As I have grown, I’ve come to understand that she gave so much more to me than love, nourishment, treats, and time. She passed along to her daughters, and by extension, me, her strength and heart. I am simply one in a line of remarkable women.

It didn’t matter who you were. If you were a living being and needed a friend, a meal, or any other kind of help, she cared.

What an incredible woman I carry within me.

What a legacy.

5 Comments

    • Cindy Gwinner

      Hi Sara,
      You have never met me but my husband was your MeMe’s nephew. I met your grandparents in 1973. They opened their home and arms to me first time I visited the farm.. I loved the few times we got to visit them on Sunday evenings. Then something I didn’t nor never will understand happened. I never got to see them again til after my husband died. My daughter wanted to go see Aunt Mary and Uncle Leroy. So I called and they gladly invited us up to the farm. There was Uncle Leroy opening the door wide for us to come in and there wasAunt Mary looking so “put together” in her clothes with her hair fixed so nice. Open arms for hugs and kisses from her and her perfume smelling as sweet as she was! She was so glad to see us and tell us all about the girls and the grandkids. But you were her “our little Sara”. She loved you all so dearly and was so full of love for everyone. I left that day with the feeling of love, just like I did in 1973. They were real. They had not changed one bit. I am so glad they were in my life again. My daughter had a piece of her dad’s family she never knew. We are so glad we had that time together.

  • Mandi

    This is beautifully written, as always. I feel like I knew your MeMe from the memories you’ve shared, not ou only here but in the office as well & she sounds delightful. Stupid COVID-19 taking your time away from you. You are one in a great line for sure! Sorry for your loss.

  • Karen Dobbs

    Sara, your MeMe was a very special lady. She was my 2nd mama. Your Aunt Val and your Mom have been part of my life since I was a kid. We spent a lot of time at the farm. Your description of her is to a “T.” She may be gone but our memories of her will last forever!

  • Shawn B

    Sounds like she was an amazing lady. Truly.

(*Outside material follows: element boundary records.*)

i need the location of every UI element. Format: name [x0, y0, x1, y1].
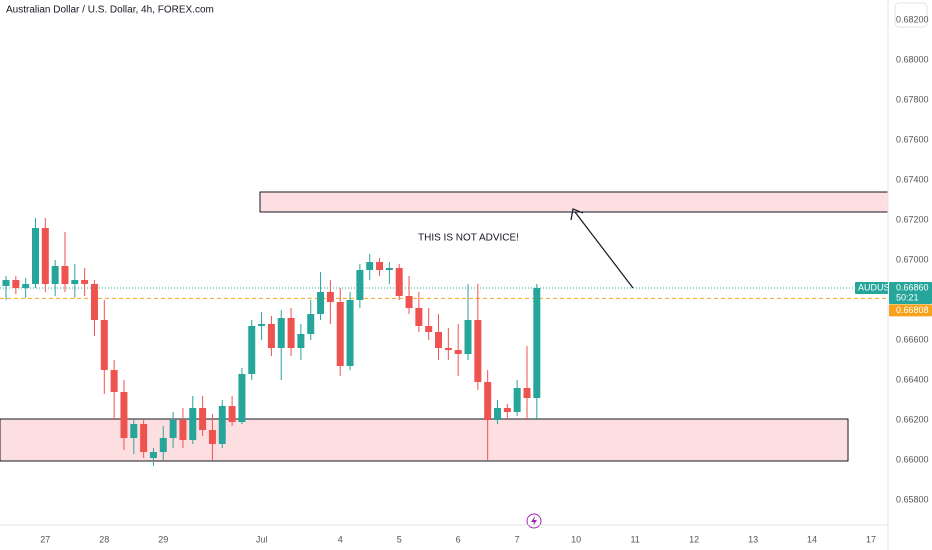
candle-body — [110, 370, 118, 392]
x-tick-label: 13 — [748, 534, 758, 544]
x-tick-label: 17 — [866, 534, 876, 544]
candle-body — [444, 348, 452, 350]
candle-body — [494, 408, 501, 420]
x-tick-label: 10 — [571, 534, 581, 544]
candle-body — [189, 408, 197, 440]
y-tick-label: 0.67400 — [896, 174, 929, 184]
candle-body — [2, 280, 10, 286]
y-tick-label: 0.66400 — [896, 374, 929, 384]
annotation: THIS IS NOT ADVICE! — [418, 233, 519, 244]
y-tick-label: 0.67200 — [896, 214, 929, 224]
last-price-label: 0.66860 — [896, 282, 929, 292]
candle-body — [356, 270, 364, 300]
candle-body — [474, 320, 482, 382]
x-tick-label: 28 — [99, 534, 109, 544]
candle-body — [100, 320, 108, 370]
arrow-head — [570, 208, 584, 221]
candle-body — [130, 424, 138, 438]
candle-body — [287, 318, 295, 348]
candle-body — [159, 438, 167, 452]
candle-body — [149, 452, 157, 458]
candle-body — [435, 332, 443, 348]
candle-body — [464, 320, 472, 354]
y-tick-label: 0.66200 — [896, 414, 929, 424]
candle-body — [81, 280, 89, 284]
candle-body — [454, 350, 462, 354]
candle-body — [267, 324, 275, 348]
x-tick-label: 6 — [456, 534, 461, 544]
candle-body — [228, 406, 236, 422]
y-tick-label: 0.66000 — [896, 454, 929, 464]
previous-close-label: 0.66808 — [896, 305, 929, 315]
x-tick-label: 5 — [397, 534, 402, 544]
candle-body — [405, 296, 413, 308]
x-tick-label: 7 — [515, 534, 520, 544]
candle-body — [317, 292, 325, 314]
x-tick-label: 27 — [40, 534, 50, 544]
candle-body — [533, 288, 541, 398]
countdown-label: 50:21 — [896, 292, 919, 302]
candle-body — [140, 424, 148, 452]
candle-body — [61, 266, 69, 284]
x-tick-label: 14 — [807, 534, 817, 544]
x-tick-label: 4 — [338, 534, 343, 544]
y-tick-label: 0.67000 — [896, 254, 929, 264]
candle-body — [346, 300, 354, 366]
y-tick-label: 0.67600 — [896, 134, 929, 144]
candle-body — [297, 334, 305, 348]
x-tick-label: 11 — [630, 534, 639, 544]
candle-body — [169, 420, 177, 438]
candle-body — [326, 292, 334, 302]
candle-body — [258, 324, 266, 326]
candle-body — [415, 308, 423, 326]
candle-body — [120, 392, 128, 438]
x-tick-label: Jul — [256, 534, 268, 544]
y-tick-label: 0.67800 — [896, 94, 929, 104]
y-tick-label: 0.68200 — [896, 14, 929, 24]
candle-body — [90, 284, 98, 320]
candle-body — [513, 388, 521, 412]
candle-body — [484, 382, 492, 420]
last-price-tag — [889, 282, 932, 304]
event-bolt — [531, 516, 537, 526]
candle-body — [385, 268, 393, 270]
x-tick-label: 29 — [158, 534, 168, 544]
candle-body — [41, 228, 49, 284]
candle-body — [425, 326, 433, 332]
candle-body — [218, 406, 226, 444]
candle-body — [31, 228, 39, 284]
previous-close-tag — [889, 304, 932, 317]
candle-body — [523, 388, 531, 398]
candle-body — [376, 262, 384, 270]
candle-body — [22, 284, 30, 288]
candle-body — [336, 302, 344, 366]
candle-body — [395, 268, 403, 296]
candle-body — [307, 314, 315, 334]
candle-body — [179, 420, 187, 440]
symbol-label: AUDUSD — [858, 282, 897, 292]
candle-body — [199, 408, 207, 430]
y-tick-label: 0.68000 — [896, 54, 929, 64]
chart-title: Australian Dollar / U.S. Dollar, 4h, FOR… — [6, 5, 214, 16]
settings-button[interactable] — [894, 2, 928, 28]
candle-body — [208, 430, 216, 444]
symbol-tag — [855, 282, 888, 294]
candle-body — [503, 408, 511, 412]
candle-body — [366, 262, 374, 270]
candle-body — [51, 266, 59, 284]
candle-body — [248, 326, 256, 374]
x-tick-label: 12 — [689, 534, 699, 544]
arrow — [574, 211, 634, 289]
candle-body — [238, 374, 246, 422]
candle-body — [71, 280, 79, 284]
y-tick-label: 0.65800 — [896, 494, 929, 504]
candle-body — [277, 318, 285, 348]
y-tick-label: 0.66600 — [896, 334, 929, 344]
candle-body — [12, 280, 20, 288]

    Dementia is an incredibly cruel and unjust disease for anyone to have. Its effects are not only devastating to the person afflicted by it, but for all family and friends as well. It’s extremely unfortunate that this damn current virus wrecked your planning to see her.

    Having lost my mother to dementia just five years ago last month, your description echoes what I’ve experienced too well. Mom barely looked like the same person I knew all my life around the time when she took a turn for the worse.

    Stay strong. I know you will.

    Btw, that’s a wonderful picture.